Rewrite storage classes as type qualifiers (#112)

* Rewrite storage classes as type qualifiers

- fixes terminology
- fixes wrong statement (const is not guaranteed to not change)
- changes to example to show why const is useful

* Make it clear that string is an immutable array and .dup returns a mutable copy (#4)

basics/index.yml

@@ -3,7 +3,7 @@ ordering:
 - imports-and-modules
 - basic-types
 - memory
-- storage-classes
+- type-qualifiers
 - controlling-flow
 - functions
 - structs

basics/storage-classes.md → basics/type-qualifiers.md

@@ -6,39 +6,46 @@ the compiler to prevent bugs early and enforce restrictions
 at compile time. Good type-safety provides the support one needs
 to make large programs safer and more maintainable.
 
+There are several type qualifiers in D but most commonly used ones are
+`const` and `immutable`.
+
 ### `immutable`
 
-In addition to a static type system, D provides
-type qualifiers that enforce additional constraints on certain objects.
-For example, an`immutable` object can only
-be initialized once and then isn't
-allowed to change.
+In addition to a static type system, D provides type qualifiers (sometimes also
+called "type constructors") that enforce additional constraints on certain
+objects. For example an `immutable` object can only be initialized once and
+after that isn't allowed to change.
 
     immutable int err = 5;
     // or: immutable err = 5 and int is inferred.
     err = 5; // won't compile
 
-`immutable` objects can thus be safely shared among different threads
-because they never change by design.

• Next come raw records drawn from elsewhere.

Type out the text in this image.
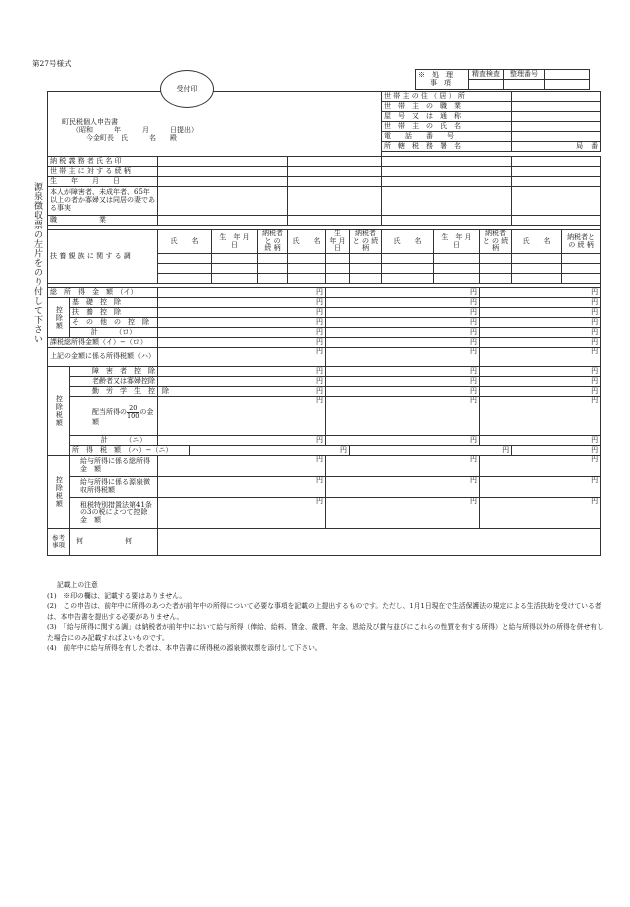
第27号様式
受付印
※　処　理
事　項	精査検査	整理番号	

源泉徴収票の左片をのり付して下さい
町民税個人申告書
（昭和　　　年　　　月　　　日提出）
今金町長　氏　　　名　　殿									世 帯 主 の 住 （ 居 ） 所				
									世　帯　主　の　職　業				
									屋　号　又　は　通　称				
									世　帯　主　の　氏　名				
									電　　話　　番　　号				
									所　轄　税　務　署　名			局 番	

納 税 義 務 者 氏 名 印													
世 帯 主 に 対 す る 続 柄													
生　　年　　月　　日													
本人が障害者、未成年者、65年以上の者か寡婦又は同居の妻である事実													
職　　　　　　業													

扶 養 親 族 に 関 す る 調		氏　　名		生　年 月　日	納税者と の 続 柄	氏　　名	生　年 月　日	納税者と の 続 柄	氏　　名	生　年 月　日	納税者と の 続 柄	氏　　名	納税者と の 続 柄

総　所　得　金　額　（イ）		円					円				円		
控除額	基　礎　控　除	円					円				円		
	扶　養　控　除	円					円				円		
	そ　の　他　の　控　除	円					円				円		
	計　　　（ロ）	円					円				円		
課税総所得金額（イ）−（ロ）		円					円				円		
上記の金額に係る所得税額（ハ）		円					円				円		
控除税額	障　害　者　控　除	円					円				円		
	老齢者又は寡婦控除	円					円				円		
	勤　労　学　生　控　除	円					円				円		
	配当所得の $\frac{20}{100}$ の金額	円					円				円		
	計　　　（ニ）	円					円				円		
	所　得　税　額　（ハ）−（ニ）		円					円				円	
控除税額	給与所得に係る総所得　金　額	円					円				円		
	給与所得に係る源泉徴収所得税額	円					円				円		
	租税特別措置法第41条の3の税によつて控除　金　額	円					円				円		
参考事項	何　　　　　　何												
記載上の注意
(1)　※印の欄は、記載する要はありません。
(2)　この申告は、前年中に所得のあつた者が前年中の所得について必要な事項を記載の上提出するものです。ただし、1月1日現在で生活保護法の規定による生活扶助を受けている者は、本申告書を提出する必要がありません。
(3)　「給与所得に関する調」は納税者が前年中において給与所得（俸給、給料、賃金、歳費、年金、恩給及び賞与並びにこれらの性質を有する所得）と給与所得以外の所得を併せ有した場合にのみ記載すればよいものです。
(4)　前年中に給与所得を有した者は、本申告書に所得税の源泉徴収票を添付して下さい。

This implies that `immutable`
-objects can be cached perfectly.
+`immutable` objects can thus be safely shared among different threads with no
+synchronization because they never change by definition. This also implies that
+`immutable` objects can be cached perfectly.
 
 ### `const`
 
-`const` objects can't be modified either. This
-restriction is only valid for the current scope. A `const`
-pointer can be created from either a *mutable* or an
-`immutable` object. This means that the object
-is a `const` reference for the current scope, but someone
-else might modify it in the future. Only with an `immutable` type qualifier
-can you be certain that an object's value will never
-change. It is common for APIs to accept `const` objects
-to ensure they don't modify the input.
-
-    immutable a = 10;
-    int b = 5;
-    const int* pa = &a;
-    const int* pb = &b;
-    *pa = 7; // disallowed
+`const` objects can't be modified, too. This restriction is just valid for the
+current scope. A `const` pointer can be created from either a *mutable* or
+`immutable` object. This means that the object is `const` for your current
+scope, but someone else might modify it from a different context. It is common
+for APIs to accept `const` arguments to ensure they don't modify the input as
+that allows same function to process both mutable and immutable data.
+
+    void foo ( const char[] s )
+    {
+        // if not commented out, next line will
+        // result in error (can't modify const):
+        // s[0] = 'x';
+
+        import std.stdio;
+        writeln(s);
+    }
+
+    // thanks to `const`, both calls will compile:
+    foo("abcd"); // string is an immutable array
+    foo("abcd".dup); // .dup returns a mutable copy
 
 Both `immutable` and `const` are _transitive_ type qualifiers, which ensures that once
 `const` is applied to a type, it applies recursively to every sub-component of that type.